[Melbourne-pm] Still performing well..

Tue May 18 19:01:54 PDT 2010

On Tue, May 18, 2010 at 04:52:40PM +1000, Daniel Pittman wrote:
> Toby Corkindale <toby.corkindale at strategicdata.com.au> writes:
> > On 18/05/10 15:28, Daniel Pittman wrote:
> >> Toby Corkindale<toby.corkindale at strategicdata.com.au>  writes:
> >>
> >>> After the last Perlmongers meeting I was curious to benchmark Perl vs Go vs
> >>> Scala in more than just a trivial case.
> >>>
> >>> I setup a test to read in a large CSV file, performing some minor numeric and
> >>> text manipulation upon each row, and outputing the results.
> >>
> >> When you say "large", do you mean 1MB, 10MB, 1GB, 1TB?
> >
> > Uh, 10,000 lines + header.

How many megabytes is that, I mean a line could have 1 field or 10,000 fields,
and a field could be 1 bytes or 1MB!

I have a C (actually brace) program which loads and indexes a 22,000 line 630KB
file, a Tagalog - English dictionary, in 0.020 seconds on my wimpy little VPS.
It's not TSV it's records of key: value pairs (like mail headers) but if
anything it's harder to parse than CSV because I have to look up the keys.

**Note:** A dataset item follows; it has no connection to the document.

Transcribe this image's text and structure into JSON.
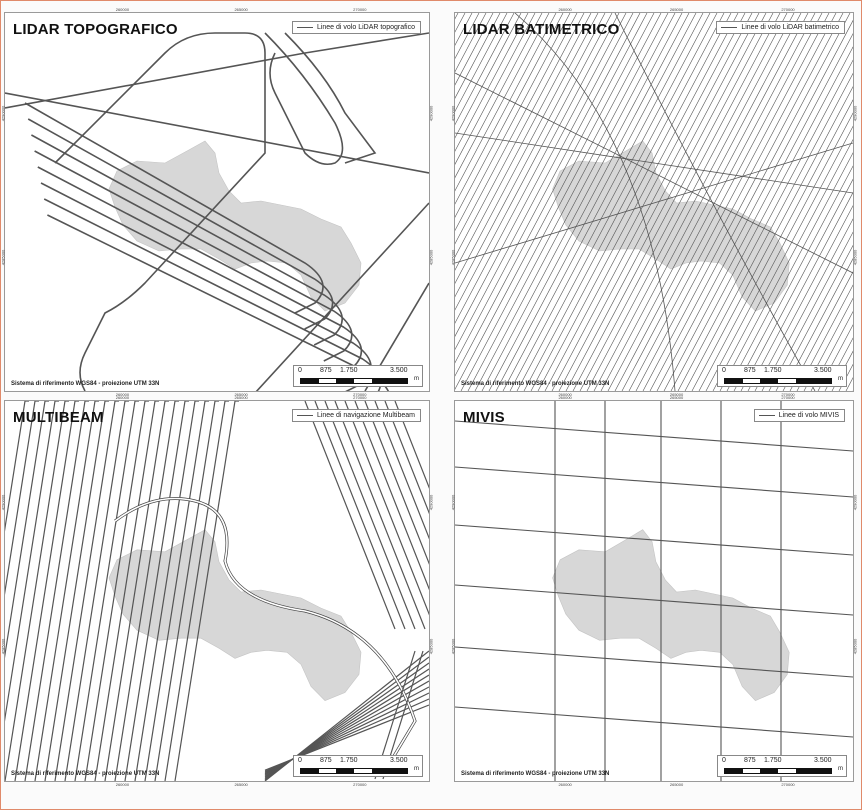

Almost half of the 0.020 seconds is the time to fork and exec!
("hello world" takes ~ 0.008s) and it's not a very efficent implementation. 
Even in pure perl I can do something similar in under 0.1 seconds.  So I'm
guessing your CSV file is a lot bigger than that?

I tried my program with a larger file, it can load and index a 63MB file in 1.5
seconds (when Linux has cached the file).

Sam